Thursday, May 21, 2015

Taking a new road

I debated about blogging about this, because I try not to blog a lot about my writing career. But a timeline I recently saw said on the road to self-publication the first thing to do is tell family and friends. So here I am to say I'm going off in two new directions next fall: I will self-publish my historical novel, "The Gilded Cage." Yes, I know there are other novels by that name, but it's so apt. I've had some success with similar novels before, about extraordinary women of the American West, but this is different. It's a fictional biography of Bertha Honore (Cissy) Palmer and her husband, Potter Palmer of the Palmer House Hotel in Chicago.
I'm fascinated for two reasons: I grew up on Chicago's South side, Hyde Park/Kenwood to be specific, close to the grounds of the 1893 Columbian Exposition--rumor has it that the 1892 house in which I was raised was built for the exposition.
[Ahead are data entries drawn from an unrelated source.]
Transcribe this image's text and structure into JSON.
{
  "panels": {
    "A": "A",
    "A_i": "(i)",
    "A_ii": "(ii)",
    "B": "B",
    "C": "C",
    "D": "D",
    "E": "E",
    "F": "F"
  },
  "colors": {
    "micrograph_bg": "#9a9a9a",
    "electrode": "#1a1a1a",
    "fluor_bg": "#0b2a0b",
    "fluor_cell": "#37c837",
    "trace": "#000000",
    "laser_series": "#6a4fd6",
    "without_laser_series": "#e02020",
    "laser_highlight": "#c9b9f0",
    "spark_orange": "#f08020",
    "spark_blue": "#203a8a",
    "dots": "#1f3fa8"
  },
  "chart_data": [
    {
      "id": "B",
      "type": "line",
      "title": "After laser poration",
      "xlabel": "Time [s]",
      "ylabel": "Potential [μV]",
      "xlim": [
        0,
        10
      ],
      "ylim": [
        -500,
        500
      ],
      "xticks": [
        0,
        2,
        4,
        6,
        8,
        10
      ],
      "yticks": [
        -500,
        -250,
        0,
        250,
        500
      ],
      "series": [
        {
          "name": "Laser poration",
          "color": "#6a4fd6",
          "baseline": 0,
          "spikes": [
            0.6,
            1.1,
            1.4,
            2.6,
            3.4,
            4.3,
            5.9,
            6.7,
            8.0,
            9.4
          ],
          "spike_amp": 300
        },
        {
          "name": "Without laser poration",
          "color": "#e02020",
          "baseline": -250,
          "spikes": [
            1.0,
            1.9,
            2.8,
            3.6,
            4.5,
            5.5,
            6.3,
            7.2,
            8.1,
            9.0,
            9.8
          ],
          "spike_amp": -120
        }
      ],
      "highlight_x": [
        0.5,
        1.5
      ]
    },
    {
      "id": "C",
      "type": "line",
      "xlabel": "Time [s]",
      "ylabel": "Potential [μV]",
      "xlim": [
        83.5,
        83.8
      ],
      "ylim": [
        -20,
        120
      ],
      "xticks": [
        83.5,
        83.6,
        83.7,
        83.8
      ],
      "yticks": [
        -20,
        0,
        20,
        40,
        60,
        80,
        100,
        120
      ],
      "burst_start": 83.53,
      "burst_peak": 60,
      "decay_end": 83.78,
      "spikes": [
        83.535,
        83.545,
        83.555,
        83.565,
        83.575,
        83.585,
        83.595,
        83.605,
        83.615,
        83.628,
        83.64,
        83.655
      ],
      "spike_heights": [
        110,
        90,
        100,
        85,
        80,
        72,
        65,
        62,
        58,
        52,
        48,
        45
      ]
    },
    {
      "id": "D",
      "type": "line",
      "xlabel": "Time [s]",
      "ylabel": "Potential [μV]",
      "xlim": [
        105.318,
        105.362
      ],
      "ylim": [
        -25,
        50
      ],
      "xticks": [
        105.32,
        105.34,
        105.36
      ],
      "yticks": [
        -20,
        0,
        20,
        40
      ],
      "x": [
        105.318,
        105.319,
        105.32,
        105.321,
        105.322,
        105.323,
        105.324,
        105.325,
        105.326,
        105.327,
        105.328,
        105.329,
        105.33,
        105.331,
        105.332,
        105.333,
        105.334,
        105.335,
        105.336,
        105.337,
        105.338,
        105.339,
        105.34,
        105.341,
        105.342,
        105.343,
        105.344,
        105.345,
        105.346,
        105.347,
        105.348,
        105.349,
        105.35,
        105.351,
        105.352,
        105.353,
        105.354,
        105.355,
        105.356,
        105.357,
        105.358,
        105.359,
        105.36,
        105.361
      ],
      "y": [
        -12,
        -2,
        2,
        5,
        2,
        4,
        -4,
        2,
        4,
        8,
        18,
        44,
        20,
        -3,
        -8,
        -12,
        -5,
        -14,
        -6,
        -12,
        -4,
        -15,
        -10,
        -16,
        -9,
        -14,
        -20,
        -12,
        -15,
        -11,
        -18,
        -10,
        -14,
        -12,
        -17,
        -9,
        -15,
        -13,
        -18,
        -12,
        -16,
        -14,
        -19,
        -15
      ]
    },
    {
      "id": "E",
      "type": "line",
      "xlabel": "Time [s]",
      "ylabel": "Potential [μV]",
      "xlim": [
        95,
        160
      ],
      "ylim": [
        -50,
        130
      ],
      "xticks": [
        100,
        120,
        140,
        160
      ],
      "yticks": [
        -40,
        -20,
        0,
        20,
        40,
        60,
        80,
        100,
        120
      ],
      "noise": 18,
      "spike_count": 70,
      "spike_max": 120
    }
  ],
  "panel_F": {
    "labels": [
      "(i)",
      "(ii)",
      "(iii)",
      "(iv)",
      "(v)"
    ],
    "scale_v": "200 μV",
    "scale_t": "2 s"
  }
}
As I delved into that story, I became more fascinated than ever at the amazing amount of talent showcased there, everything from scholars like Frederick Jackson Turner and Henry Adams to sculpture by St. Gaudens and art by Mary Cassett--to the Buffalo Bill's Wild West Show, the original Ferris Wheel, and the scandalous "Little Egypt" where there was--gasp!--belly dancing.
And Cissy Palmer herself was an unusual and strong woman. Born and married into wealth, she was among the first to see the connection between wealth and philanthropy. Yes, her husband gave generously to various causes, but Cissy was the one who attended women's meetings, supported women's causes, traveled among the shanties of West Chicago to distribute help, worked at Hull House, Jane Addams' famous community shelter for immigrant women. The crowning glory of Cissy's career came whens she was elected President of the Lady Managers of the Exposition, responsible for the design, decoration, maintenance, and operation of the Women's Building.
I've turned the entire story into fiction, invented scenes and dialog and characters while sticking with the people who were really there. Most notably, I've injected a note of decorous romantic attraction, which I'm sure never existed. It all comes to a head the last night of the exposition.
The manuscript is with an editor and the idea with a cover designer. All plans can go awry of course,, but I hope to publish in October--so make your list of Christmas gifts. It will be in e-book and trade paper simultaneously.
And I'm equally excited about the book that Texas Tech Press is publishing in November: Texas is
Chili Country. I absolutely love the cover they've designed for it. The book is a light-hearted but documented look at the history of chili and the popularity of chili cook-offs today, with the granddaddy of them all at Terlingua each November. There are photos and recipes galore, along with chapters on beans and beer. Yes, I know--purists will not stand for beans in their chili, but they're often a side dish. And who can have chili without beer? I was lucky to have the cooperation of several good people in the compilation of this book, and I really look forward to some chili cook-off signing parties.
For those of you who like Kelly O'Connell and her Fairmount neighborhood or Kate and the Blue Plate Café, don't despair. There will be a third Blue Plate mystery in March or April 2016. Kelly will be back sometime, and so will Susan Hogan of The Perfect Coed.
As I said, plans can go awry, but there are my goals. Over the summer, I'll be blogging about Chicago history and chili recipes. Nothing like diversity in your writing.